Fabric supports Private Links to secure access to the Fabric portal and OneLake from your Azure VNet. When enabled, traffic does not traverse the public internet. Crucially, this requires careful DNS configuration and blocks public internet access to the tenant.

This feature allows Fabric Pipelines (in specific workspaces) to access firewall-protected Azure resources (like ADLS Gen2) without needing a VNet Gateway. It uses the Workspace Identity as a trusted Microsoft service credential.

Fabric integrates with Entra ID Conditional Access. You can enforce policies like “Require MFA” or “Block access from outside specific countries” for Fabric users. This adds a layer of identity security on top of Fabric’s internal permissions.

Fabric supports “External Data Sharing” (in-place sharing). You can share a Lakehouse or KQL Database with a user in another tenant. They see the data in their own Fabric OneLake without copying it. Consequently, this is a game-changer for B2B data products.

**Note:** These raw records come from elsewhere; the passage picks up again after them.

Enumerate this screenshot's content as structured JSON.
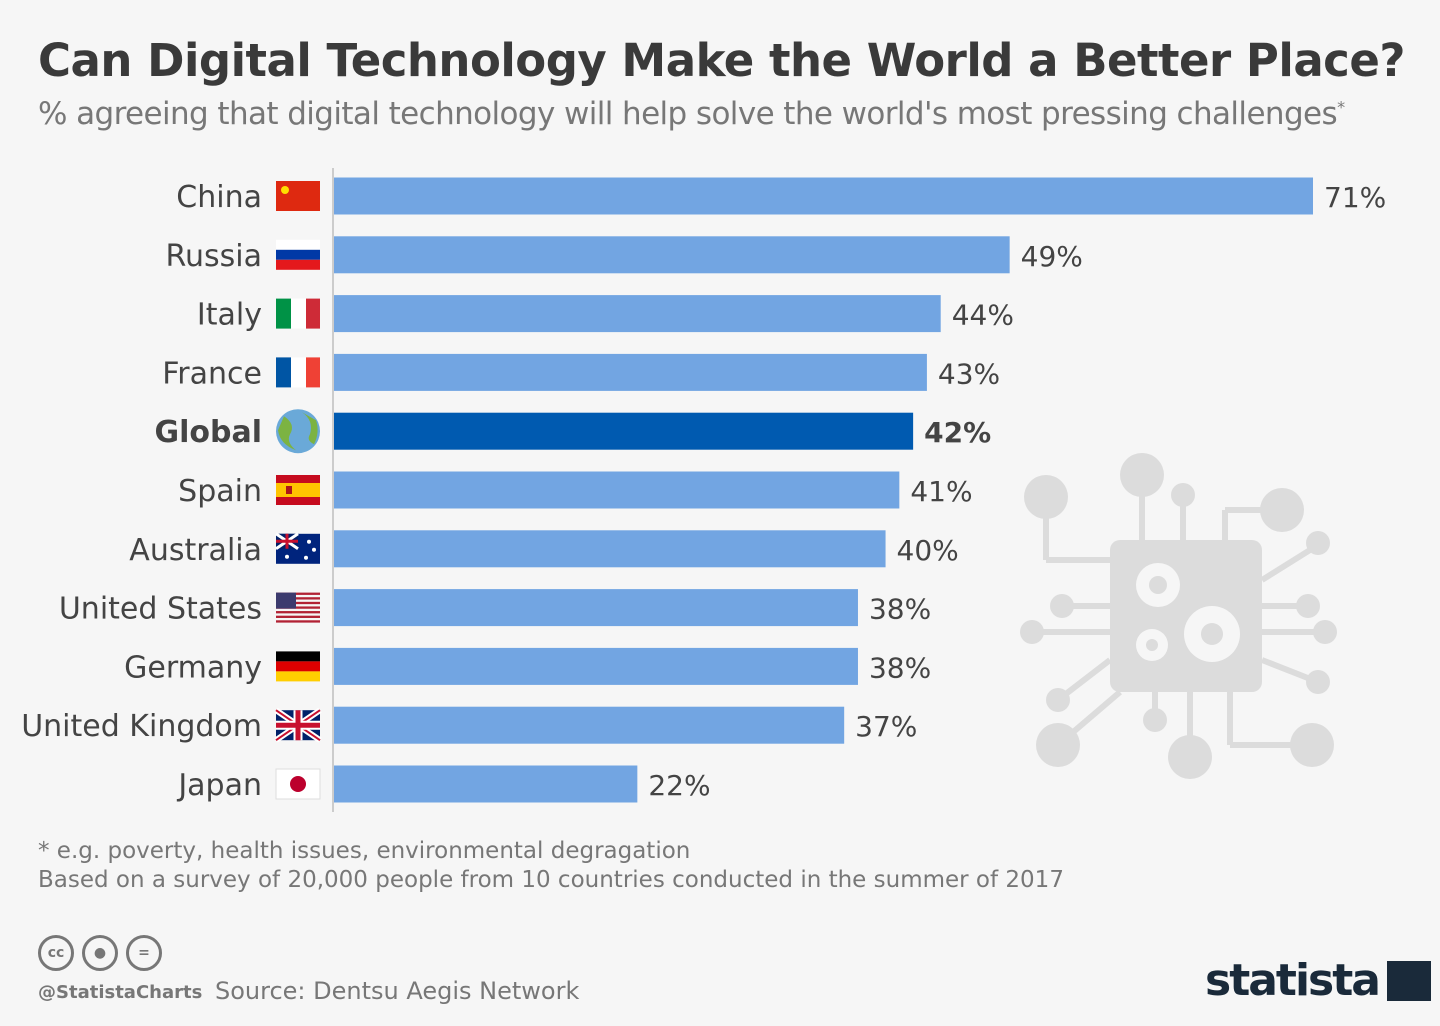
{
  "header": {
    "title": "Can Digital Technology Make the World a Better Place?",
    "subtitle": "% agreeing that digital technology will help solve the world's most pressing challenges",
    "subtitle_mark": "*"
  },
  "chart_data": {
    "type": "bar",
    "orientation": "horizontal",
    "title": "Can Digital Technology Make the World a Better Place?",
    "subtitle": "% agreeing that digital technology will help solve the world's most pressing challenges*",
    "categories": [
      "China",
      "Russia",
      "Italy",
      "France",
      "Global",
      "Spain",
      "Australia",
      "United States",
      "Germany",
      "United Kingdom",
      "Japan"
    ],
    "values": [
      71,
      49,
      44,
      43,
      42,
      41,
      40,
      38,
      38,
      37,
      22
    ],
    "labels": [
      "71%",
      "49%",
      "44%",
      "43%",
      "42%",
      "41%",
      "40%",
      "38%",
      "38%",
      "37%",
      "22%"
    ],
    "flags": [
      "flag-china-icon",
      "flag-russia-icon",
      "flag-italy-icon",
      "flag-france-icon",
      "globe-icon",
      "flag-spain-icon",
      "flag-australia-icon",
      "flag-usa-icon",
      "flag-germany-icon",
      "flag-uk-icon",
      "flag-japan-icon"
    ],
    "highlight": "Global",
    "xlim": [
      0,
      71
    ],
    "grid": false,
    "colors": {
      "bar": "#72a5e2",
      "highlight": "#005ab0"
    }
  },
  "notes": {
    "footnote": "* e.g. poverty, health issues, environmental degragation",
    "survey": "Based on a survey of 20,000 people from 10 countries conducted in the summer of 2017"
  },
  "footer": {
    "cc": "cc",
    "handle": "@StatistaCharts",
    "source": "Source: Dentsu Aegis Network",
    "logo": "statista"
  }
}
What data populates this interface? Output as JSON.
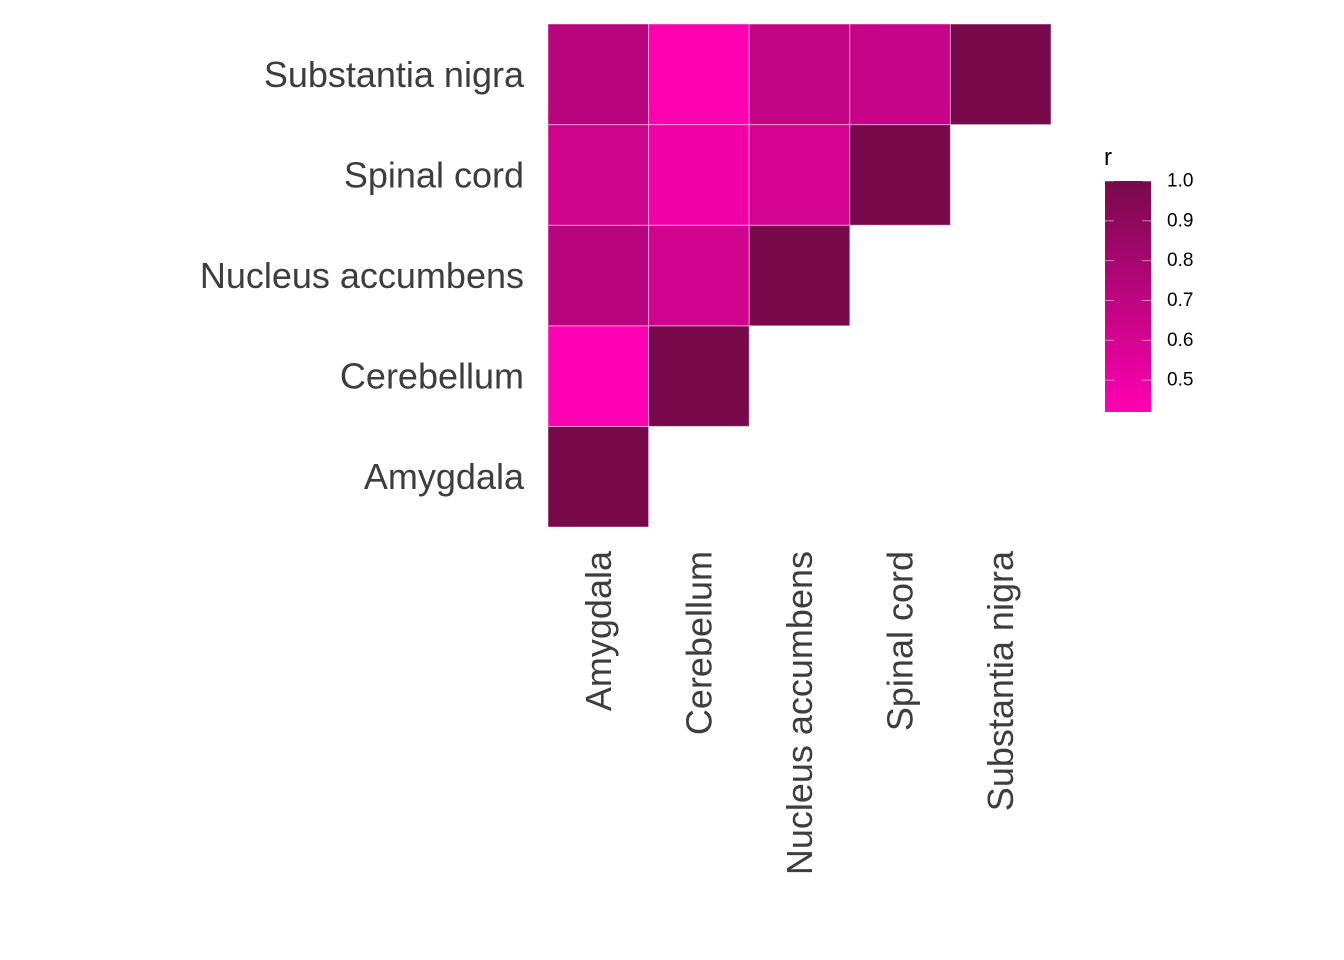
{
  "chart_data": {
    "type": "heatmap",
    "x_categories": [
      "Amygdala",
      "Cerebellum",
      "Nucleus accumbens",
      "Spinal cord",
      "Substantia nigra"
    ],
    "y_categories": [
      "Amygdala",
      "Cerebellum",
      "Nucleus accumbens",
      "Spinal cord",
      "Substantia nigra"
    ],
    "cells": [
      {
        "x": "Amygdala",
        "y": "Amygdala",
        "value": 1.0
      },
      {
        "x": "Amygdala",
        "y": "Cerebellum",
        "value": 0.42
      },
      {
        "x": "Cerebellum",
        "y": "Cerebellum",
        "value": 1.0
      },
      {
        "x": "Amygdala",
        "y": "Nucleus accumbens",
        "value": 0.72
      },
      {
        "x": "Cerebellum",
        "y": "Nucleus accumbens",
        "value": 0.62
      },
      {
        "x": "Nucleus accumbens",
        "y": "Nucleus accumbens",
        "value": 1.0
      },
      {
        "x": "Amygdala",
        "y": "Spinal cord",
        "value": 0.63
      },
      {
        "x": "Cerebellum",
        "y": "Spinal cord",
        "value": 0.48
      },
      {
        "x": "Nucleus accumbens",
        "y": "Spinal cord",
        "value": 0.6
      },
      {
        "x": "Spinal cord",
        "y": "Spinal cord",
        "value": 1.0
      },
      {
        "x": "Amygdala",
        "y": "Substantia nigra",
        "value": 0.72
      },
      {
        "x": "Cerebellum",
        "y": "Substantia nigra",
        "value": 0.43
      },
      {
        "x": "Nucleus accumbens",
        "y": "Substantia nigra",
        "value": 0.68
      },
      {
        "x": "Spinal cord",
        "y": "Substantia nigra",
        "value": 0.66
      },
      {
        "x": "Substantia nigra",
        "y": "Substantia nigra",
        "value": 1.0
      }
    ],
    "legend": {
      "title": "r",
      "ticks": [
        "0.5",
        "0.6",
        "0.7",
        "0.8",
        "0.9",
        "1.0"
      ],
      "range": [
        0.42,
        1.0
      ],
      "low_color": "#ff00b2",
      "high_color": "#780a4c",
      "placement": "right"
    },
    "grid": false
  }
}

Guest users (B2B) can be invited to a workspace. You can control their permissions via Tenant Settings (e.g., “Allow guest users to edit content”). Best Practice: Use Entra ID Groups to manage guest access rather than inviting individuals.

For highly regulated industries, Fabric supports CMK. This allows you to bring your own encryption key (stored in Key Vault) to encrypt data at rest in OneLake. Therefore, if you revoke the key, the data becomes instantly unreadable to everyone, including Microsoft.

Fabric provides built-in Business Continuity and Disaster Recovery. OneLake data is replicated (ZRS/GRS depending on region). In a regional outage, Microsoft manages the resiliency of the OneLake storage and Fabric control plane. However, customers are responsible for designing their own recovery strategy for code artifacts (via Git) and data pipelines.

If a workspace is deleted, it enters a “Soft Delete” state. A Fabric Administrator can restore the workspace (and all its items) within the retention period (typically 30 days) from the Admin Portal. After that, it is permanently lost.

Using Git integration is a governance best practice. It provides version history, rollback capabilities, and “Code Reviews” (via Pull Requests) before changes are merged to production. This prevents unauthorized or accidental changes to critical governance policies defined in code.

To avoid bottlenecks, avoid being the only Fabric Admin. Delegate “Capacity Admin” rights to IT leads and “Domain Admin” rights to business unit leads. Thus, you ensure that routine tasks (managing workspace access, monitoring capacity) are handled locally.